A British couple has revealed a German passenger on their cruise ship thwarted a Somali pirate attack by throwing a deckchair at the machine gun-toting outlaws.
Retirees John and Barbara Jeffrey were on a once-in-a-lifetime trip from South Africa to the Mediterranean when bullets were sprayed around and Mr Jeffrey suffered two separate injuries from blasts.
They were with a group socialising on deck late at night when they first spotted a small boat following their liner, then looked on in horror as a pirate attached a rope to a lower deck and began shinning up it.
The holidaymakers threw everything they could at the man and he finally fell into the sea when the German hit him with a flying deckchair.
That enraged the other raiders, who began firing machine guns at the 532-cabin ship, the MSC Melody.
Mr Jeffrey, 65, from Seaton Delaval, North Tyneside, told the Evening Chronicle newspaper: "They were still close to the ship at this point so they didn't have a great angle to hit us.
"I think they were trying to scare us off so they could try with another rope, but we stood our ground and continued throwing things at the boat.
"They then pulled away from the boat and started firing at us. I was amazed at how calm everyone was."
The couple took cover inside the ship but bullets ripped through its hull, and Mr Jeffrey, a retired builder, took a glancing blow from one and was more seriously injured by shrapnel from another.
Crew members eventually saw off the pirates by using water hoses to thwart their attempts to swarm aboard.
The drama unfolded in April 2009 and the Jeffreys decided to speak out about their ordeal after settling a legal claim with MSC Cruises.
Ironically, the website for the 35,000-ton ship says passengers are unlikely to forget their time onboard: "Like a favourite song, a cruise aboard MSC Melody stays in your mind long after your holiday is over."

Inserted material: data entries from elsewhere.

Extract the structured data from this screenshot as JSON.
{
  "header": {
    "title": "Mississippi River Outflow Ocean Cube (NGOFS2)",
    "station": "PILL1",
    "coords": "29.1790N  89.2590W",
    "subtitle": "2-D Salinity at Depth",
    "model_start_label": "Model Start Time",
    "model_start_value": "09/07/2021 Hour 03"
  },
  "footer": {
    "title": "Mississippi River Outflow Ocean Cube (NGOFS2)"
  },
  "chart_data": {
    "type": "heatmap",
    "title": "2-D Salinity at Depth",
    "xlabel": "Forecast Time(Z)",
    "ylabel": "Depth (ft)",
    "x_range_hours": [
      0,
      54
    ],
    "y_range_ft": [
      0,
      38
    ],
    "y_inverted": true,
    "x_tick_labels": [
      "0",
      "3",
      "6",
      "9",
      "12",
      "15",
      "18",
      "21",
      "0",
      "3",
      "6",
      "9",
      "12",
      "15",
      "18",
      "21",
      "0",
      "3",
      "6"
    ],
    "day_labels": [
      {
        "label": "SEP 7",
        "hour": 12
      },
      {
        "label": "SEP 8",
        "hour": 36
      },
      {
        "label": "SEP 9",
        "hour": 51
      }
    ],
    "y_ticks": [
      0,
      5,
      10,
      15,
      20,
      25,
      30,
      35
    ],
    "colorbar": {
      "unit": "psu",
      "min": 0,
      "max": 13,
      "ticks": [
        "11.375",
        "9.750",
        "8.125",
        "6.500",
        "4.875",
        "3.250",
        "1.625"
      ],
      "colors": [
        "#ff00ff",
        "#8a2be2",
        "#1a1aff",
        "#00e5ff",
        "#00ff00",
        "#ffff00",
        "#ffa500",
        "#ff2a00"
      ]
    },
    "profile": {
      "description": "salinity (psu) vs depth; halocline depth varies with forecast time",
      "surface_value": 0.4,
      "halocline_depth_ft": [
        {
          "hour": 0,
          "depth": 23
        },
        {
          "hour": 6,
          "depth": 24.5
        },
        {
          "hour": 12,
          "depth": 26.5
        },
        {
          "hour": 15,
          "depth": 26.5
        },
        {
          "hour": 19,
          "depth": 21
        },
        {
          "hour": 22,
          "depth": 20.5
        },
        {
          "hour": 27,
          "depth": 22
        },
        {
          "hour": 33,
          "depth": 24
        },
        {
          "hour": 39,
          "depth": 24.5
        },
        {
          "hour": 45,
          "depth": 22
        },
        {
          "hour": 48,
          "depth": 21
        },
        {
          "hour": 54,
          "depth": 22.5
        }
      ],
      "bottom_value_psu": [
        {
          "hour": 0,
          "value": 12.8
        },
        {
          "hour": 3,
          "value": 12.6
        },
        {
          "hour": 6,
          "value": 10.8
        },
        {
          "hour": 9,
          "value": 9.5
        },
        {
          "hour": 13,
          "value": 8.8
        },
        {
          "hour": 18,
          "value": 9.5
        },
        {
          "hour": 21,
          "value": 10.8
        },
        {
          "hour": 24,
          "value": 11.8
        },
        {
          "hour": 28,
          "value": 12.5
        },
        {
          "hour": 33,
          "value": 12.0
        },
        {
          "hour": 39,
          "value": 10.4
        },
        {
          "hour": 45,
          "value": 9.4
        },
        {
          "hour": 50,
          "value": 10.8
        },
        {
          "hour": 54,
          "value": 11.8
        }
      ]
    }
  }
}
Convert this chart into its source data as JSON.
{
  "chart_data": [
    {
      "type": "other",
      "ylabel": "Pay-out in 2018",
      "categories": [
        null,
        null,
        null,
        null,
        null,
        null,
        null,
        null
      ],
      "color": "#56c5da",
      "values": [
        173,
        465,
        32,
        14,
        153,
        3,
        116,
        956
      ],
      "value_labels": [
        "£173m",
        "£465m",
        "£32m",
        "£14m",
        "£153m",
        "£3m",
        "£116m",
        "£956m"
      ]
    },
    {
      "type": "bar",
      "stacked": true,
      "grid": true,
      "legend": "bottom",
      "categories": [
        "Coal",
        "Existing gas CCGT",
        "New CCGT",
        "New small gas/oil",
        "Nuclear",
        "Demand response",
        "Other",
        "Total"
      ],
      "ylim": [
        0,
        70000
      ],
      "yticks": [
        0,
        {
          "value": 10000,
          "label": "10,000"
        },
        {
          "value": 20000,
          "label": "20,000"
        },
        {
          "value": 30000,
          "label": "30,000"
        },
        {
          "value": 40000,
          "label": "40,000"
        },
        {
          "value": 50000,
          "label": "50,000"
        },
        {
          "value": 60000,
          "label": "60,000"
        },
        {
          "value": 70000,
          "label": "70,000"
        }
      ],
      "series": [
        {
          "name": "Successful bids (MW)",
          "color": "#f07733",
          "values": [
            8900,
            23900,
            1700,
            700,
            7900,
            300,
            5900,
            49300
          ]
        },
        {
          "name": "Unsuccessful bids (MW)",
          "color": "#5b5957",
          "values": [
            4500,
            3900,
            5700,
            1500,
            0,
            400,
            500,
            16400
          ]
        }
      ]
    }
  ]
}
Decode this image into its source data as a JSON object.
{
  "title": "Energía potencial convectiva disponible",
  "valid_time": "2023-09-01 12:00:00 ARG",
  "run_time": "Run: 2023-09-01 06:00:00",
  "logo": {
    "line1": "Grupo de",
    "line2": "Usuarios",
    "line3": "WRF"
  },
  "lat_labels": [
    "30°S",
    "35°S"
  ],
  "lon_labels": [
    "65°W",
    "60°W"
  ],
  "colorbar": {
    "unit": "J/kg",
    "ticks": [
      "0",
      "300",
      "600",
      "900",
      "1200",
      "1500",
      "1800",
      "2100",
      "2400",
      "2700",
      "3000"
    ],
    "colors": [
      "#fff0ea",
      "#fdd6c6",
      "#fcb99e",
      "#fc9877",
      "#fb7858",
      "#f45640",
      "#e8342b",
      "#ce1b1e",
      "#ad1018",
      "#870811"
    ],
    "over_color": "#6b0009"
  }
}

Mr Jeffrey was treated for six days on board before he was transferred via Jordan to a French hospital after his septic wounds failed to respond to antibiotics.
A spokeswoman for MSC Cruises said: "Passengers' safety is always paramount to us and security procedures were well in place at the time to protect the passengers from the alleged risk of piracy.
"MSC can confirm that they did not and do not accept any legal responsibility for the incident which was unforeseeable as it has been the first reported case of an attack to a passenger vessel.
"There was adequate security present on board during Mr and Mrs Jeffrey's cruise - the crew were on proper look-out by sight and hearing so as to make a full appraisal of the situation.
"The correct position is that whilst the MSC Melody was 600 nautical miles from the coast of Somalia, six pirates on a small craft approached the vessel late on the Saturday evening, April 25, 2009.
"There were a few passengers who observed the incident and tried to throw deckchairs at the pirates. This was not necessary and the situation was well under control by the vessel."
The company added that it had launched new itineraries departing from Livorno in Italy and Durban in South Africa to remove any threat to its passengers from pirates.